The team collected case studies and stories from churches across the U.S. involved in positive multi-faith engagement. This included The Gathering Church in Salem, MA interacting with Pagans and Atheists; Bob Roberts of NorthWood Church in Keller, TX interacting with Muslims; The Church Lab in Austin, TX working with a spectrum of people from Latter-day Saints to Jews to Muslims to Buddhists, to Atheists and Agnostics; New Wine, New Wineskins in Portland, OR working with Zen Buddhists; River City Christian Church in Sacramento, CA ministering among Muslim immigrants; New Harvest Church of God in Knoxville, TN interacting with Muslims; Redemption Church in Phoenix, AZ working with Muslims and various immigrant populations; Otter Creek Church in Nashville, TN ministering among Muslims; Cole Community Church in Boise, ID working with Muslims; and Smoke Rise Baptist Church in Tucker, GA working with Muslims and Reform Jews.
Multi-faith Matters was launched in 2014 through a grant from the Louisville Institute. Louisville Institute is funded by the Religion Division of Lilly Endowment and based at Louisville Presbyterian Seminary (Louisville, Kentucky). The Institute's fundamental mission is to enrich the religious life of North American Christians and to encourage the revitalization of their institutions, by bringing together those who lead religious institutions with those who study them, so that the work of each might inform and strengthen the other.

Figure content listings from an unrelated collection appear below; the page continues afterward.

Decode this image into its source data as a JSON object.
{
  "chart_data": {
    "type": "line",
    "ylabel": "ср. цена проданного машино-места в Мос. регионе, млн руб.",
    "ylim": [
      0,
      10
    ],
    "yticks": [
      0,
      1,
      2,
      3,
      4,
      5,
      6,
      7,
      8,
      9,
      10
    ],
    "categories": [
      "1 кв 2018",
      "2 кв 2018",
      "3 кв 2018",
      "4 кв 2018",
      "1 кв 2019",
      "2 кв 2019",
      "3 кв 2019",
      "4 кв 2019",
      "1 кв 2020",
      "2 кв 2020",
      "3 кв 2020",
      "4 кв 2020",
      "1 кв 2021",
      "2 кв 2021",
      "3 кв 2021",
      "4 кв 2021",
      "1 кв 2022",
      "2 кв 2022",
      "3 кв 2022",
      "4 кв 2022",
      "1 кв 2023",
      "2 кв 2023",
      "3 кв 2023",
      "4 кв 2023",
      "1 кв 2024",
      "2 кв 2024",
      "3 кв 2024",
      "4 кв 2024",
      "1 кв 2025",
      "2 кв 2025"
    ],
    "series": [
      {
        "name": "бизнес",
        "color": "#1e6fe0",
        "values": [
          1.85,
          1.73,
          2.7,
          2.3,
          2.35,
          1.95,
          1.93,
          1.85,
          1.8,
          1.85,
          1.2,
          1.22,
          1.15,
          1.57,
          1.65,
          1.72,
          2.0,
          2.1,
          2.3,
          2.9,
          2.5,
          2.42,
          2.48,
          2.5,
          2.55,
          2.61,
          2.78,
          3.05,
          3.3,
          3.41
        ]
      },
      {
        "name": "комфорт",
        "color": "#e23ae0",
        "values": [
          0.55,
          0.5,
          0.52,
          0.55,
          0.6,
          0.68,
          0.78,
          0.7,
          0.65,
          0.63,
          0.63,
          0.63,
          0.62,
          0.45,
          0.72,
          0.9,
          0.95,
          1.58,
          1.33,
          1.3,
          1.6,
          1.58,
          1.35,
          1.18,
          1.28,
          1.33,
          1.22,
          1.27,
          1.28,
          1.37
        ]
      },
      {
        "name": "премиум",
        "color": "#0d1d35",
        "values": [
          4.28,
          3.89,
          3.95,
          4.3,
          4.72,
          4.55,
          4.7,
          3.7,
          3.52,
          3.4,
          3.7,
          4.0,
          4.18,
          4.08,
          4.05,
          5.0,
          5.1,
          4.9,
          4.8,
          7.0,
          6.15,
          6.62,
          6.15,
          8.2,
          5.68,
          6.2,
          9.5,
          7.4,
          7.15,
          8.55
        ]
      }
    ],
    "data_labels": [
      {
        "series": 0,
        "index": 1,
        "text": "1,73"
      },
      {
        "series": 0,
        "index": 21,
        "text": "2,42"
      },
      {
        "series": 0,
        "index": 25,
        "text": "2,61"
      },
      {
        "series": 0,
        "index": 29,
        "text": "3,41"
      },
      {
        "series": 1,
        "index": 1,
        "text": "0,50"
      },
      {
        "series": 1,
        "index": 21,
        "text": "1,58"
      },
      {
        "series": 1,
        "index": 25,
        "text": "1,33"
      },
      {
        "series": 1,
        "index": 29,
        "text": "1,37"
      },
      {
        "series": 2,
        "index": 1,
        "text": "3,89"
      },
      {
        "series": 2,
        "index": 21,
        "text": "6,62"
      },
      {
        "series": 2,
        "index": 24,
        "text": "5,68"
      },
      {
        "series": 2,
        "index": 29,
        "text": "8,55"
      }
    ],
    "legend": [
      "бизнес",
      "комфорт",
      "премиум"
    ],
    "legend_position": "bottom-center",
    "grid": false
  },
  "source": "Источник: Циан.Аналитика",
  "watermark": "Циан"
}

In 2017 we were awarded a supplemental grant by the Louisville Institute to support the ongoing work of the project for another two years. The second phase is entitled "Evangelical Multi-faith Engagement, Purity Concerns, and Persuasive Storytelling." While the initial work focused on church case studies and their stories, the second phase is exploring how such churches have worked through concerns for doctrinal and worldview purity, as well fears of contamination. The role of emotions were a significant aspect of this research. We also studied how to use strategic storytelling for social change within conservative evangelicalism.
At the mid-way point of the supplemental grant the team recognized that we had grown beyond a grant project and have become a support hub for a network of Christians and churches. The network offers fellowship and resources for Christians who are of a similar heart and mind in the way in which they relate to their multi-faith neighbors.